Worauf sich Unternehmen nicht nur der betroffenen Branchen einstellen müssen
According to government plans, employers in a number of sectors are to record their employees' working hours electronically from October 2022. The surprise about this in the affected industries is great. And for all other employers, the question arises as to whether the introduction of general working time recording will now also gain momentum and whether the new industry-specific obligations will even serve as a blueprint for this.
Since the decision of the European Court of Justice of May 14, 2019 (C-55/18, CCOO/ Deutsche Bank SAE), according to which the interpretation of the Working Time Directive (2003/88/EC) in particular requires Member States to introduce an objective, reliable and accessible system to measure the working time worked by each employee on a daily basis, employers have been waiting with bated breath to see what the German legislator will make of this requirement with regard to mandatory general working time recording. As a reminder, the German Working Time Act currently only requires that working times of more than eight hours per working day be documented.
In the meantime, the legislator was already briefly overtaken once on the right by the Emden Labor Court, when the latter, simply put, thought that existing national law should be interpreted in line with the decision of the European Court of Justice and that the employer was thus already obliged to comprehensively record working hours; however, the appellate court has put a stop to this for the time being (see here). The Federal Labor Court (5 AZR 359/21) is expected to hear the case on May 4, 2022.
In the coalition agreement of the German “traffic light” coalition, it is stated with all political caution that it will be examined "which need for adjustment we see in view of the case law of the European Court of Justice on working time law". A foretaste of what could come is now being provided by the Federal Ministry of Labor and Social Affairs (BMAS) with its draft bill for a second law on changes in the area of marginal employment.
New regulation on mini-jobs as a Trojan horse for mandatory recording of working hours
According to widespread expectations, this law was actually intended above all to ensure that so-called mini-jobbers can continue to work their current hours even after the general minimum wage is raised to 12 euros from October 2022. Accordingly, the draft provides that the marginal earnings threshold will be raised to 520 euros per month in the future, so that up to 10 hours per week can continue to be worked as a mini-jobber.
However, employers in various sectors will be caught cold by the planned amendment to Section 17 (1) Sentence 1 of the Minimum Wage Act, which is to provide as follows in the future:
"An employer who employs workers pursuant to Section 8(1) of the Fourth Book of the Social Code or in the economic sectors or branches of the economy specified in Section 2a of the Act to Combat Clandestine Employment shall be required to record electronically and in a manipulation-proof manner the beginning of the daily working hours of the workers in each case immediately upon commencement of work, as well as the end and duration of the daily working hours in each case on the day on which the work is performed, and to keep such records electronically for at least two years beginning on the date relevant to the recording. [note: non-official translation by author]
An identical amendment is planned for Section 19 (1) sentence 1 of the Posted Workers Act and for Section 17c (1) of the Temporary Employment Act.
As a result, millions of employees in a wide variety of sectors - and completely irrespective of the scope of employment - will be subject to strict, direct, electronic recording of working hours.

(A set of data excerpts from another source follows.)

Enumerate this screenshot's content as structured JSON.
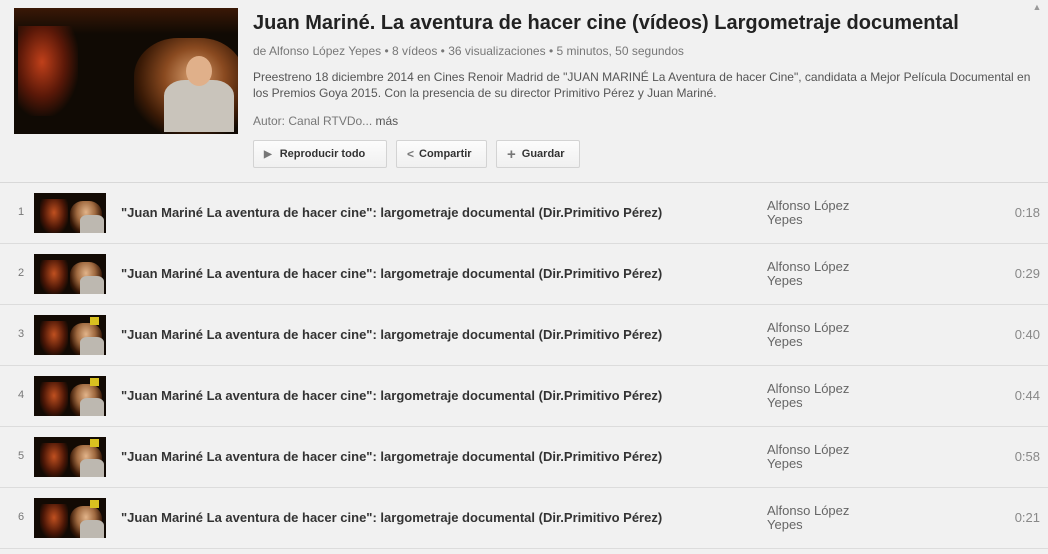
{
  "playlist": {
    "title": "Juan Mariné. La aventura de hacer cine (vídeos) Largometraje documental",
    "meta": "de Alfonso López Yepes • 8 vídeos • 36 visualizaciones • 5 minutos, 50 segundos",
    "description": "Preestreno 18 diciembre 2014 en Cines Renoir Madrid de \"JUAN MARINÉ La Aventura de hacer Cine\", candidata a Mejor Película Documental en los Premios Goya 2015. Con la presencia de su director Primitivo Pérez y Juan Mariné.",
    "author": "Autor: Canal RTVDo...",
    "more": "más"
  },
  "buttons": {
    "play": {
      "label": "Reproducir todo",
      "icon": "play-icon"
    },
    "share": {
      "label": "Compartir",
      "icon": "share-icon"
    },
    "save": {
      "label": "Guardar",
      "icon": "plus-icon"
    }
  },
  "videos": [
    {
      "index": "1",
      "title": "\"Juan Mariné La aventura de hacer cine\": largometraje documental (Dir.Primitivo Pérez)",
      "owner": "Alfonso López Yepes",
      "duration": "0:18"
    },
    {
      "index": "2",
      "title": "\"Juan Mariné La aventura de hacer cine\": largometraje documental (Dir.Primitivo Pérez)",
      "owner": "Alfonso López Yepes",
      "duration": "0:29"
    },
    {
      "index": "3",
      "title": "\"Juan Mariné La aventura de hacer cine\": largometraje documental (Dir.Primitivo Pérez)",
      "owner": "Alfonso López Yepes",
      "duration": "0:40"
    },
    {
      "index": "4",
      "title": "\"Juan Mariné La aventura de hacer cine\": largometraje documental (Dir.Primitivo Pérez)",
      "owner": "Alfonso López Yepes",
      "duration": "0:44"
    },
    {
      "index": "5",
      "title": "\"Juan Mariné La aventura de hacer cine\": largometraje documental (Dir.Primitivo Pérez)",
      "owner": "Alfonso López Yepes",
      "duration": "0:58"
    },
    {
      "index": "6",
      "title": "\"Juan Mariné La aventura de hacer cine\": largometraje documental (Dir.Primitivo Pérez)",
      "owner": "Alfonso López Yepes",
      "duration": "0:21"
    }
  ]
}
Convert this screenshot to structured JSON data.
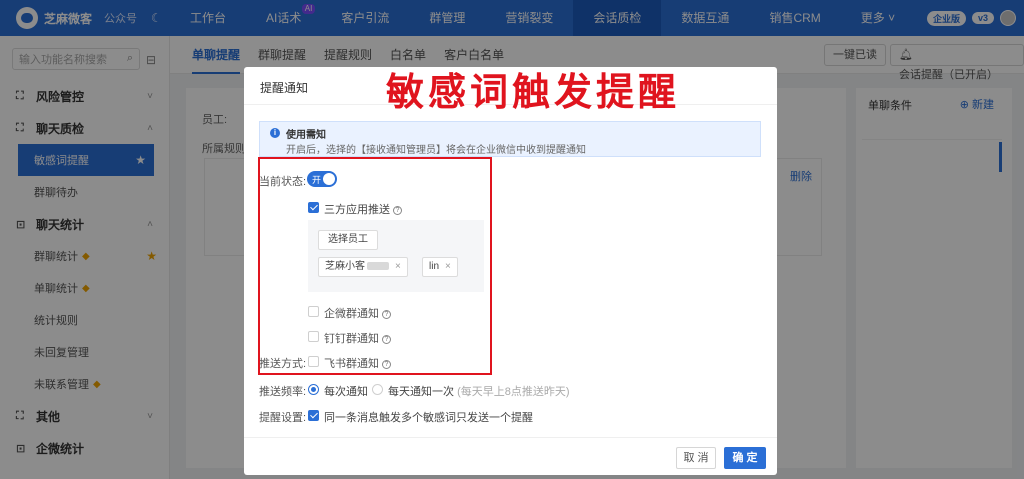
{
  "topbar": {
    "brand_name": "芝麻微客",
    "gzh_label": "公众号",
    "nav": [
      {
        "label": "工作台"
      },
      {
        "label": "AI话术",
        "badge": "AI"
      },
      {
        "label": "客户引流"
      },
      {
        "label": "群管理"
      },
      {
        "label": "营销裂变"
      },
      {
        "label": "会话质检",
        "active": true
      },
      {
        "label": "数据互通"
      },
      {
        "label": "销售CRM"
      },
      {
        "label": "更多"
      }
    ],
    "right_pill": "企业版",
    "right_version": "v3"
  },
  "sidebar": {
    "search_placeholder": "输入功能名称搜索",
    "groups": [
      {
        "label": "风险管控",
        "chevron": "˅"
      },
      {
        "label": "聊天质检",
        "chevron": "˄"
      },
      {
        "label": "聊天统计",
        "chevron": "˄"
      },
      {
        "label": "其他",
        "chevron": "˅"
      },
      {
        "label": "企微统计",
        "chevron": ""
      }
    ],
    "items": {
      "sensitive": "敏感词提醒",
      "group_pending": "群聊待办",
      "group_stats": "群聊统计",
      "single_stats": "单聊统计",
      "stat_rules": "统计规则",
      "unreplied": "未回复管理",
      "unlinked": "未联系管理"
    }
  },
  "subnav": {
    "tabs": [
      "单聊提醒",
      "群聊提醒",
      "提醒规则",
      "白名单",
      "客户白名单"
    ],
    "mark_read": "一键已读",
    "session_remind": "会话提醒（已开启）"
  },
  "background": {
    "employee_label": "员工:",
    "rule_label": "所属规则:",
    "delete_link": "删除",
    "right_title": "单聊条件",
    "right_new": "新建"
  },
  "modal": {
    "title": "提醒通知",
    "notice_title": "使用需知",
    "notice_desc": "开启后，选择的【接收通知管理员】将会在企业微信中收到提醒通知",
    "status_label": "当前状态:",
    "switch_text": "开",
    "third_party": "三方应用推送",
    "select_employee": "选择员工",
    "tags": [
      {
        "label": "芝麻小客"
      },
      {
        "label": "lin"
      }
    ],
    "wecom_group": "企微群通知",
    "dingtalk_group": "钉钉群通知",
    "push_method_label": "推送方式:",
    "feishu_group": "飞书群通知",
    "freq_label": "推送频率:",
    "freq_each": "每次通知",
    "freq_daily": "每天通知一次",
    "freq_daily_hint": "(每天早上8点推送昨天)",
    "setting_label": "提醒设置:",
    "setting_text": "同一条消息触发多个敏感词只发送一个提醒",
    "cancel": "取 消",
    "ok": "确 定"
  },
  "annotation": "敏感词触发提醒",
  "colors": {
    "brand_blue": "#2b6fd6",
    "highlight_red": "#e0141e"
  }
}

The documentation obligation also applies to all mini-jobbers, regardless of the industry they work in. However, all employees in 11 sectors are covered, including the construction industry, the hotel and restaurant industry, and the freight, transport and related logistics industry, as well as all employees in sectors with generally binding collective agreements and - last but not least - all temporary workers.
Construction industry and co. are already obliged to record working hours today
In particular, the planned elimination of the seven-day deadline is now bringing the affected industries to the barricades, because the immediate recording of the start and end of work that will be required in the future can in many cases (fitters on a construction site; truck drivers on a multi-day route, etc.) inevitably only be done with electronic devices that the employees must carry with them. These technical requirements will have to be implemented millions of times over by October 1, 2022, when the new regulation is scheduled to come into force, and often it will not be enough to install an app on the employee's cell phone.
It remains to be seen whether the simplifications currently in place for certain employees in the affected industries in the form of the Minimum Wage Documentation Obligations Ordinance (exemption for employees with a regular monthly salary of more than EUR 2,958 gross) and the Minimum Wage Recording Ordinance (employees with exclusively mobile activities) will be retained in this form.
And when will all the rest follow?
This applies all the more to the big question of whether, when and in what form a general obligation of employers to document the working hours of their employees will be introduced. In any case, the current draft legislation shows that things can move very quickly and that at least the BMAS officials are anything but squeamish, not least in view of the short implementation period. Certainly, the industries currently affected are under particular scrutiny as being "affinity to clandestine employment". But if the draft bill's sole justification for the new documentation requirements is that they serve to "reduce bureaucracy through digitization" and that "the electronic form of recording working time (...) can permanently relieve employers," then employers and their interest groups should keep a wary eye on future developments on the way to a general obligation to document working time.